Cinco poemas de Dora Incontri
1. De onde você vem?
Sou paulistana, 58 anos, e moro há 20 anos em Bragança Paulista. Sou jornalista, mestre, doutora e pós-doutorada em educação pela USP, escritora, e coordeno um projeto de educação alternativa: Universidade Livre Pampédia.
2. Carlos Drummond de Andrade disse que “há vários motivos para odiar uma pessoa, e um só para amá-la; este prevalece.” Quem você ama ler? .Quais são as suas referências literárias?
Na literatura, meus preferidos são Guimarães Rosa, gênio absoluto, e outros gênios Machado de Assis e Tolstoi. Na poesia, Cecília Meirelles, Fernando Pessoa. Na filosofia, Platão. Na espiritualidade, os Evangelhos, Kardec.

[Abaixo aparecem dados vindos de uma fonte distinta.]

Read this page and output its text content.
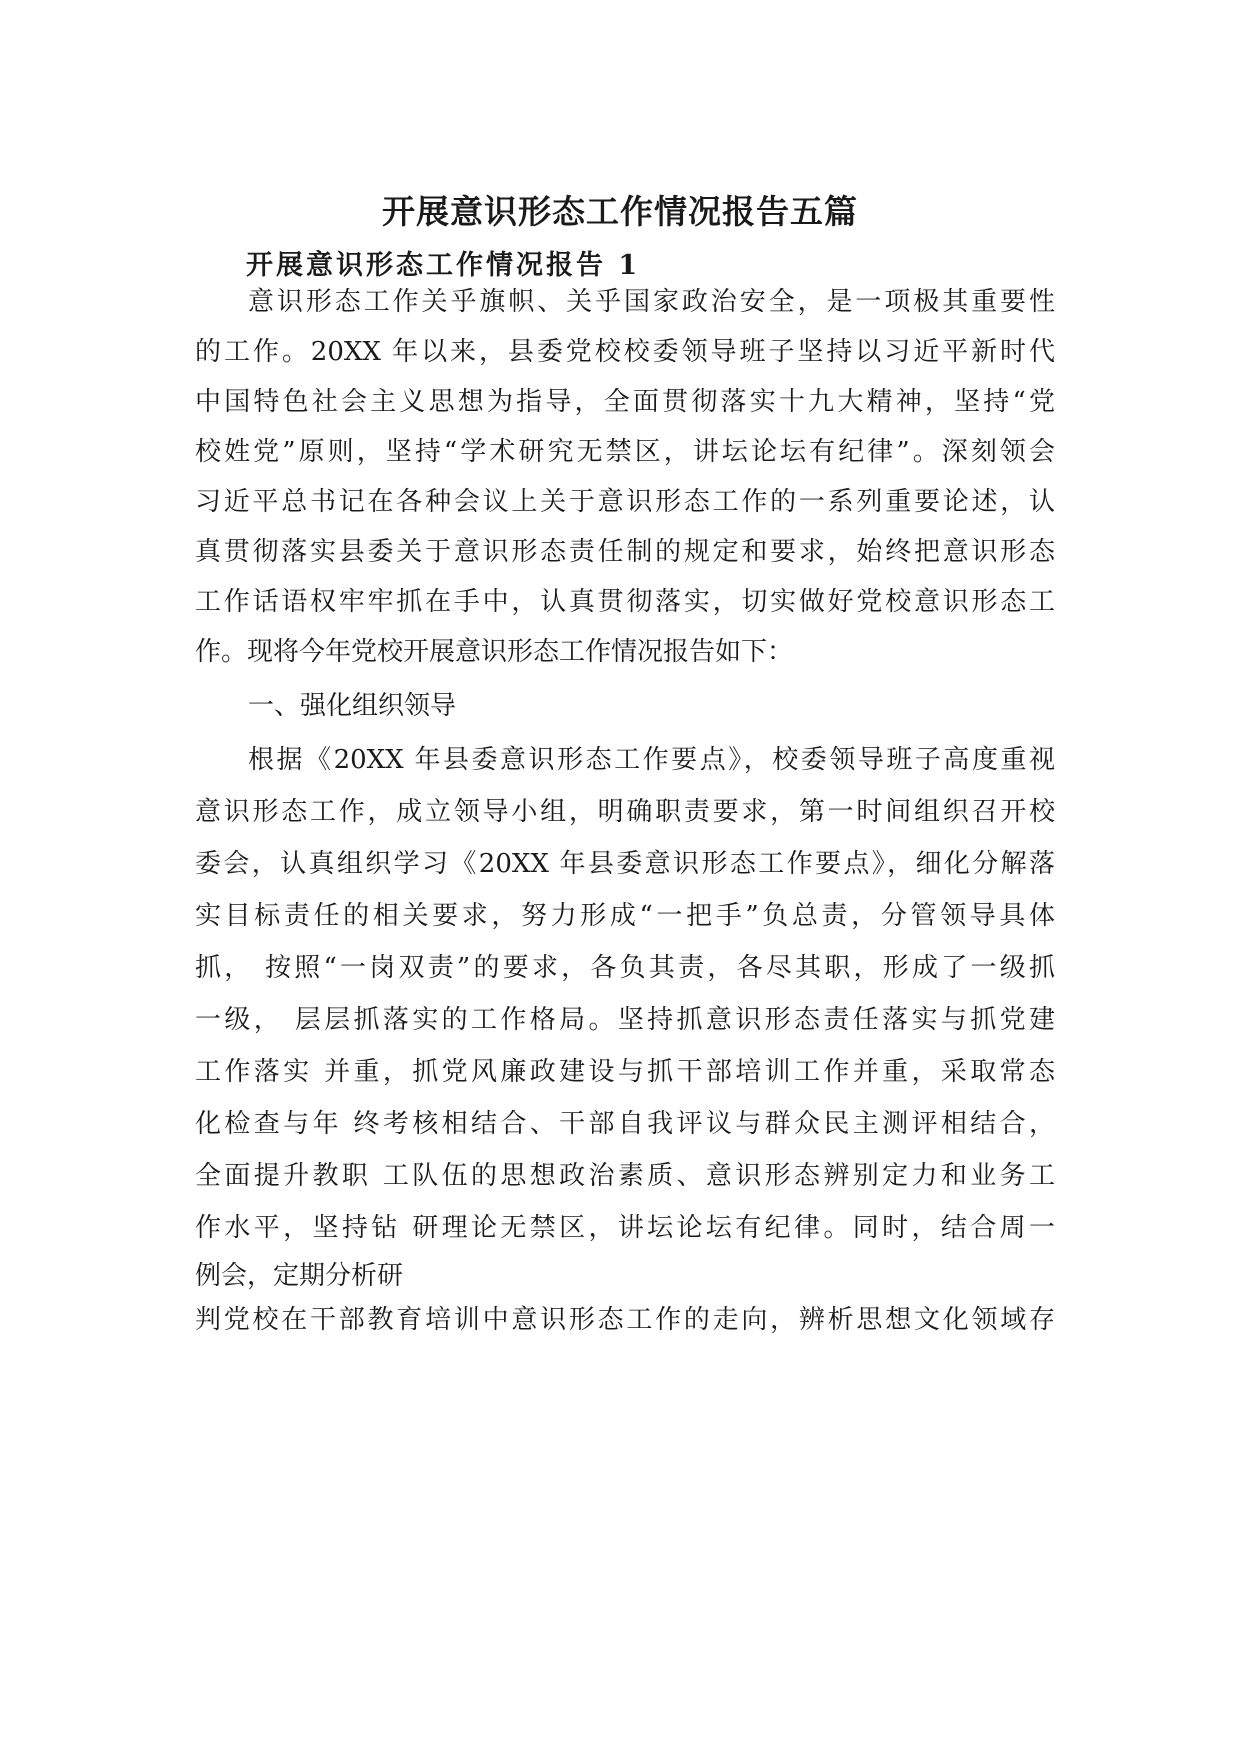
开展意识形态工作情况报告五篇
开展意识形态工作情况报告 1
意识形态工作关乎旗帜、关乎国家政治安全，是一项极其重要性
的工作。20XX 年以来，县委党校校委领导班子坚持以习近平新时代
中国特色社会主义思想为指导，全面贯彻落实十九大精神，坚持“党
校姓党”原则，坚持“学术研究无禁区，讲坛论坛有纪律”。深刻领会
习近平总书记在各种会议上关于意识形态工作的一系列重要论述，认
真贯彻落实县委关于意识形态责任制的规定和要求，始终把意识形态
工作话语权牢牢抓在手中，认真贯彻落实，切实做好党校意识形态工
作。现将今年党校开展意识形态工作情况报告如下：
一、强化组织领导
根据《20XX 年县委意识形态工作要点》，校委领导班子高度重视
意识形态工作，成立领导小组，明确职责要求，第一时间组织召开校
委会，认真组织学习《20XX 年县委意识形态工作要点》，细化分解落
实目标责任的相关要求，努力形成“一把手”负总责，分管领导具体
抓， 按照“一岗双责”的要求，各负其责，各尽其职，形成了一级抓
一级， 层层抓落实的工作格局。坚持抓意识形态责任落实与抓党建
工作落实 并重，抓党风廉政建设与抓干部培训工作并重，采取常态
化检查与年 终考核相结合、干部自我评议与群众民主测评相结合，
全面提升教职 工队伍的思想政治素质、意识形态辨别定力和业务工
作水平，坚持钻 研理论无禁区，讲坛论坛有纪律。同时，结合周一
例会，定期分析研
判党校在干部教育培训中意识形态工作的走向，辨析思想文化领域存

3. Já lançou algum livro? Participou de antologias?
Tenho mais de 40 livros publicados: entre poesia, obras sobre educação, espiritualidade, infanto-juvenis, didáticos, filosofia. E sou sócia-proprietária da Editora Comenius.
4. Federico Lorca disse que "todas as coisas têm o seu mistério, e a poesia é o mistério de todas as coisas." E quando foi que você tocou esse mistério?
Desde antes de aprender a ler, minha mãe já lia para mim e havia poesias infantis que me falavam. Lembro-me aos 6 anos recitando um poema para minha primeira professora. Quis ser poeta e escritora aos 11 e ganhei minha primeira máquina de escrever. Aos 13, já fazia poesias e publiquei alguns versos num jornal de bairro.
5. “Se tenho de sonhar, porque não sonhar os meus próprios sonhos?" (Fernando Pessoa). E quais são os seus sonhos?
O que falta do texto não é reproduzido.